Quali sono i benefici del mandarino? Abbiamo approfondito l’argomento con la Nutrizionista Marilia Imbesi.
Il mandarino è un agrume invernale che presenta una polpa ricca di sali minerali e vitamine, tra cui la vitamina C, la quale ha il compito di rinforzare le difese immunitarie e quindi contrastare febbre, tosse, mal di gola, raffreddore. Le fibre contenute in esso aiutano a regolare il transito intestinale, mentre l’alto contenuto zuccherino, rappresentato dal fruttosio, lo rende un alimento adatto per coloro che svolgono attività fisica, per gli inappetenti, per chi è in stato di convalescenza e chi ha necessità di crescita ossea. Proprio per questa ragione, non dev’essere consumato in eccesso da coloro che soffrono di gastriti, per chi è in sovrappeso e per chi è diabetico. Studi recenti hanno dimostrato che una dose adeguata di questo agrume può attenuare alcune conseguenze del diabete stesso. Devono eliminarlo dalla dieta tutti coloro che ne risultano allergici.

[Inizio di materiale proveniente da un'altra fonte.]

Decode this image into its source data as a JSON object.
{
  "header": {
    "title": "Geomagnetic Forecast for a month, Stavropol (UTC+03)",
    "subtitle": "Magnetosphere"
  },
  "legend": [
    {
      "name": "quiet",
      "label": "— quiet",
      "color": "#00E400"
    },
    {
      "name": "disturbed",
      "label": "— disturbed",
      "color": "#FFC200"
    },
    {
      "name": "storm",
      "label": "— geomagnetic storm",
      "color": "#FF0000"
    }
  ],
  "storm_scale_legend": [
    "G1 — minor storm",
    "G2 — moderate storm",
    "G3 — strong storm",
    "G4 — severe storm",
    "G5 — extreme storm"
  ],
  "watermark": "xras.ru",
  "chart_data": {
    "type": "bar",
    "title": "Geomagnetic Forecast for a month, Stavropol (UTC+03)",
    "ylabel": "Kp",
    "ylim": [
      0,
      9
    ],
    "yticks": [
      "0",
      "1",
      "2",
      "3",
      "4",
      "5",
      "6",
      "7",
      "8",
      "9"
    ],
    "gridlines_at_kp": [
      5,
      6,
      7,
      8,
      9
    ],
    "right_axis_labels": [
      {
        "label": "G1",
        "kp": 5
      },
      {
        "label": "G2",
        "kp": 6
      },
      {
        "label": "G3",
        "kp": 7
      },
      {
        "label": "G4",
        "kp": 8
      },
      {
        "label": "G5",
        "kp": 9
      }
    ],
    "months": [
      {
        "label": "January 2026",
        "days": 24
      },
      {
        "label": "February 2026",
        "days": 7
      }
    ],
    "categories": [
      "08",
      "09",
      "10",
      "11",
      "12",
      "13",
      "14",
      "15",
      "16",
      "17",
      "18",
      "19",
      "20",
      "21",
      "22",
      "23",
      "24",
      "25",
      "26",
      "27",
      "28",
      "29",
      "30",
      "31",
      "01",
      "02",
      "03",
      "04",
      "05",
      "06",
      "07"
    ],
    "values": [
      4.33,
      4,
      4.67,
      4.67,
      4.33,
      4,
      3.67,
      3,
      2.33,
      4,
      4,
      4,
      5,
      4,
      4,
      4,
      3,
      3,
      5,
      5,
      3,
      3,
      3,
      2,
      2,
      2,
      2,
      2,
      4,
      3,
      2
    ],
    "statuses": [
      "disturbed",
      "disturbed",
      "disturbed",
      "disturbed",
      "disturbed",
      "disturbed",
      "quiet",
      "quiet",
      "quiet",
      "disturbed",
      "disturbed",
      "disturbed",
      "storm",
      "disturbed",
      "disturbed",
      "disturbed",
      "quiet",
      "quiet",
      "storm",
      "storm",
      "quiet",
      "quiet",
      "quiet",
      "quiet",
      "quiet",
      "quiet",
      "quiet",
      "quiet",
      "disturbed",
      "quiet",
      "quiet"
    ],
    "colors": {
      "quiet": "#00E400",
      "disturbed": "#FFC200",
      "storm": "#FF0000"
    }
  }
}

Il mandarino è anche un cardioprotettore, infatti riduce il rischio di malattie cardiache e regola la pressione arteriosa. Inoltre, abbassa il colesterolo cattivo (LDL) a livello ematico, migliora la vista, favorisce la diuresi e agisce da antitumorale.
Nelle donne che programmano una gravidanza o durante le prime fasi della stessa si consiglia di mettere a tavola questo agrume, poiché permette l’assunzione di acido folico che impedisce la formazione della spina bifida nel nascituro. In questo caso è comunque necessaria un’integrazione consigliata dallo specialista.
Il mandarino svolge anche un ruolo di rilievo nei confronti del sistema nervoso, in quanto il bromo contenuto in esso, ha un effetto sedativo, quindi allevia gli stati di ansia, di stress, di nervosismo e favorisce il sonno, funzione apprezzabile per chi è afflitto da insonnia.
Nelle cucine siciliane il mandarino è utilizzato non solo a fine pasto, grazie alle proprietà digestive che lo contraddistinguono, ma anche in diversi piatti come le insalate.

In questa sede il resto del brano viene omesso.